Fundou, com Leonardo Coimbra e outros intelectuais, em 1907 a revista Nova Silva e, em 1910, com Teixeira de Pascoaes, colaborou na fundação da revista A Águia. Em 1912, iniciou o movimento Renascença Portuguesa, que publicava o boletim A Vida Portuguesa. Colaborou igualmente nas revistas Atlantida (1915-1920), Ilustração (1926-), Illustração portugueza (1903-1924)) e Serões (1901-1911). Foi um dos fundadores da revista Seara Nova, em 1921.
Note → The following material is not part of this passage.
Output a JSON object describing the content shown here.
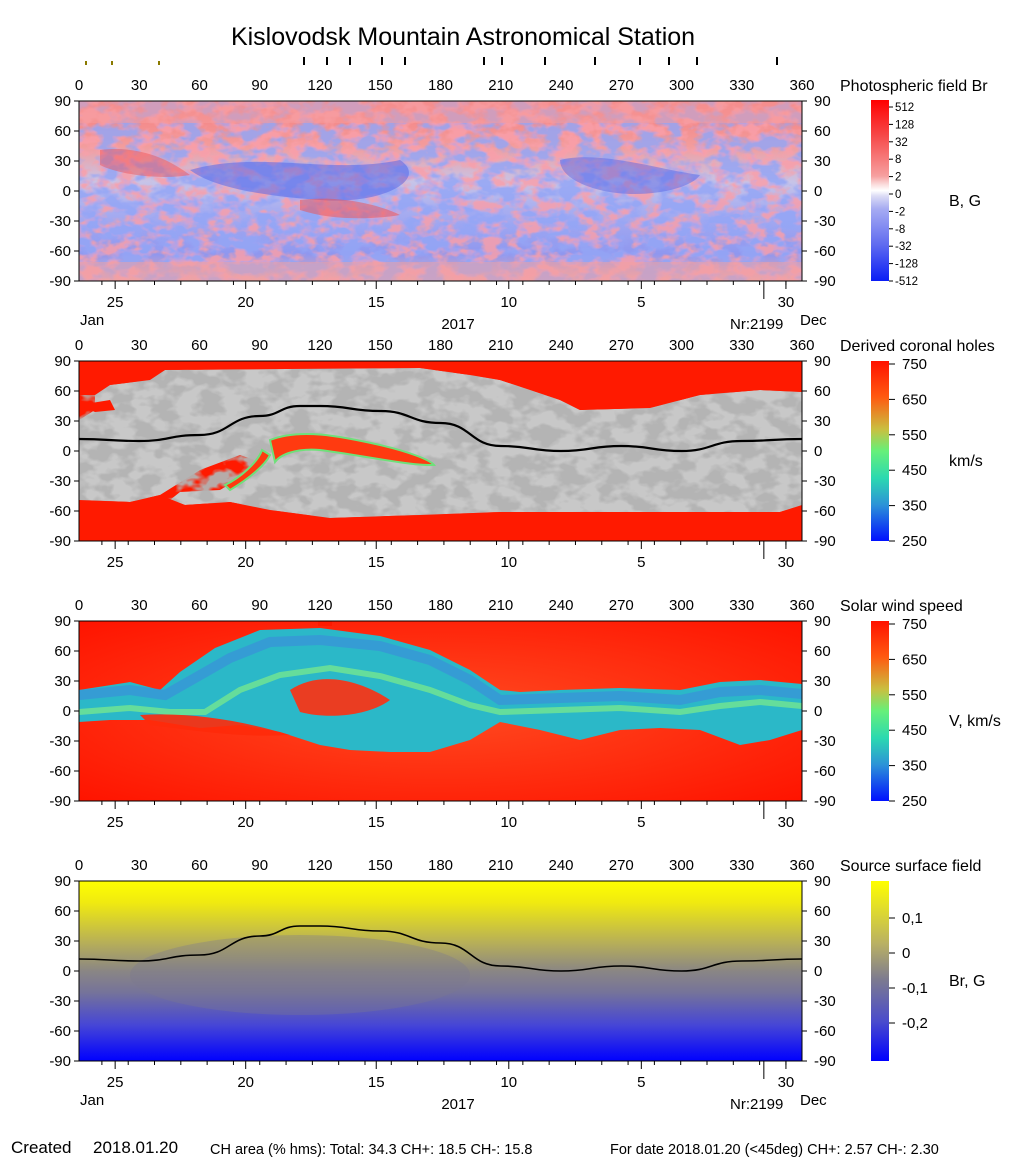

Entretanto, a sua alma de poeta revelava-se em versos de rara beleza, publicando, no círculo do movimento da Renascença Portuguesa, vários livros de poesia, com destaque para “Glória Humilde” (1914) em que aparece o verso emblemático de toda a sua vida: “Eu canto o meu Amor e a minha Terra”.

Admirador da criatividade poética do Povo, organizou o “Cancioneiro Popular e Cantigas do Povo” para as escolas, obras que viriam a integrar o programa pedagógico e cultural da República.

Com o objectivo de garantir a instrução das camadas mais desprotegidas do povo, nasceram, em 1912 e em várias cidades, as Universidades Livres e Populares que organizaram cursos especiais nocturnos em que as aulas de “História” e “Literatura” eram dadas gratuitamente por Jaime Cortesão, que, entretanto, abandonara o exercício da medicina para se dedicar exclusivamente ao magistério no Liceu.

Manteve o empenho em difundir cultura e saber nos anos em que foi Director da Biblioteca Nacional, (1919 -1927), rodeando-se de intelectuais, e em que foi responsável pela revista Seara Nova, que rapidamente se tornou num instrumento de renovação das ideias políticas, artísticas e culturais na sociedade portuguesa.

Como historiador, Jaime Cortesão conquistou o respeito e o louvor da comunidade científica, pelo rigor objetivo da investigação, pela interpretação criativa dos factos e documentos e pela elegância da sua expressão verbal. “Fez da investigação histórica a que se dedicou com alma e paixão, uma lição de civismo.”, afirmou Urbano Tavares Rodrigues.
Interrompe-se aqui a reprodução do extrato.